Yine Aynı Kitapçık

Devletin "MGK'na sunulan Fethullah Gülen raporu" iddiasıyla ortalığa sürülen metinle arasına mesafe koymada titiz davrandığı hemen fark ediliyor. MGK genel sekreterliği ve Genelkurmay başkanlığı raporun varlığını yalanladı. Suç duyurusu işleme konulan avukat Kezban Hatemi'nin bilgisine başvuruldu. DGM'nin, inançlı insanları rencide eden, dine, İslâm'a ve dince kutsal değerlere saygısızca saldıran 'sözde rapor' ile ilgili soruşturma başlattığı da biliniyor.

Bunlar önemli gelişmeler.

Ancak, aynı devletin, benzer girişimlerin yine kendi adına sürdürülmesine ses çıkartmadığı da açık. Daha en başında yer alan satırları bölücülük ve ayrımcılık kokan, Kur'anın 'Tanrı sözü' olduğu inancına karşı çıkan, "İslâmlar ve Türkler tarih boyunca yıkıcı ve yok edici olmuşlardır" iddiasını seslendiren Kültür bakanlığı tarafından yayımlanmış beş ciltlik "Alevi-Bektaşi Şiirleri Antolojisi" adlı kitapla ilgili hiçbir tepki almadık. Kültür bakanı İstemihan Talay'ın bütün yaptığı, "Yeniden inceleyeceğiz" demekten ibaret...

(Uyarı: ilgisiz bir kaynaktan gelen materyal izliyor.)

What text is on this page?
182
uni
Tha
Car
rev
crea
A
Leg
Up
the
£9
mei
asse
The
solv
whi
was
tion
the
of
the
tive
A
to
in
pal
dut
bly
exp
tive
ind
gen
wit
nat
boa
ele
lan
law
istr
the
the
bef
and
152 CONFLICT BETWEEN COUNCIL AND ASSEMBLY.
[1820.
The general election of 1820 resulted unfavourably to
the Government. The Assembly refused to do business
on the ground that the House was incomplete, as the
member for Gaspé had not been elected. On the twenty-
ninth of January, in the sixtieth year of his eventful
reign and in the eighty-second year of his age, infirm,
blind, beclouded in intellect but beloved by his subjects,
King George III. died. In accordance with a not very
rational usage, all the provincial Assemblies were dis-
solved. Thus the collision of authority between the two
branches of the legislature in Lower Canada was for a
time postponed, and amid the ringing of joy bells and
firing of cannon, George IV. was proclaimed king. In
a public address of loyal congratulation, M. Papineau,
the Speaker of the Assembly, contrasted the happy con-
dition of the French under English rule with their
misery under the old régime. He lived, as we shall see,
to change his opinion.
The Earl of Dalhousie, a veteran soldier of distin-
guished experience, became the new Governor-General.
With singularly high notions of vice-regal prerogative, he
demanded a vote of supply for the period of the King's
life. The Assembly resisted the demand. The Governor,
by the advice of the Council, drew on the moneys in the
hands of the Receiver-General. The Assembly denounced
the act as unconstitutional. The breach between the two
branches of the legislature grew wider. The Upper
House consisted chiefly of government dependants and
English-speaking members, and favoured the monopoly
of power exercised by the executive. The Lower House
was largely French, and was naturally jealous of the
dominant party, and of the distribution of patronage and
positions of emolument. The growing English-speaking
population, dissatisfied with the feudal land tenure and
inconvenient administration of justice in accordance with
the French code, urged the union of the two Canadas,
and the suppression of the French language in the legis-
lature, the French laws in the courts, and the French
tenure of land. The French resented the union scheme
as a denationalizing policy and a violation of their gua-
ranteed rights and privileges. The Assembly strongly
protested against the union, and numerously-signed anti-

İslâm'a karşı dünya ölçeğinde maksatlı bir saldırı başlatıldığı görülüyor. İslâm'ın en temel inançlarını sarsmayı amaçlayan özelliği itibarıyla nâfile bir çaba bu; ama yine de sürdürülüyor. Popüler dergiler eliyle devreye sokulan iddiaların temelsizliği önemli değil; sonuçta zihinler karıştırılıyor ya, bu yeterli kabul ediliyor. Yeni Dünya Düzeni, zapturapt altına alamadığı taktirde, İslâm Dünyası'nda büyük bir 'ilhad' (dinden çıkarma) dalgası başlatmaya kararlı gibi.

İki gün üst üste burada mercek altına yatırdığımız "Lâiklik mi, Şeriat mı?" adlı kitapçık bu bakımdan önemli. Önemi, başka yerlerde de rastladığımız 'pozitivist' mantığın bu kitapçıkta bütün özellikleriyle karşımıza çıkmasından kaynaklanıyor. Kitabın yazarı (içinde İlhan Uran adı veriliyor), dinin insanların icadı olduğu iddiasında. Bu iddiayı demokrasi ve lâikliğin Türkiye'de neden yerleşemeyeceğinin kanıtı olarak sunuyor. Tanrı inancı sorgulanıyor, İslâm Peygamberi ve arkadaşlarının kişiliklerinden hareketle yanlış değerlendirmeler yapılıyor. İbadet ise, Atatürk'e de bir vakit ayrılması gereken sıradan bir eylem olarak gösteriliyor.

Kitapçıkta gazete ve dergilerde karşımıza çıksa şaşırmayacağımız siyasî değerlendirmeler de yer alıyor. Cumhurbaşkanı Süleyman Demirel'den başlayarak günümüzün siyasîleri, bazen ağza alınamayacak sözcüklerle ve en acımasız biçimde eleştiri yağmuruna tutuluyor. Dün verdiğimiz örnekleri özetleyen başka bir cümleyi buraya alabiliriz: "Evet, 1995'in Türkiyesi'nde hükümet etmek için ortaya dökülmüş çerden-çöpten başbakanlara, bakanlara, milletvekillerine rağmen..."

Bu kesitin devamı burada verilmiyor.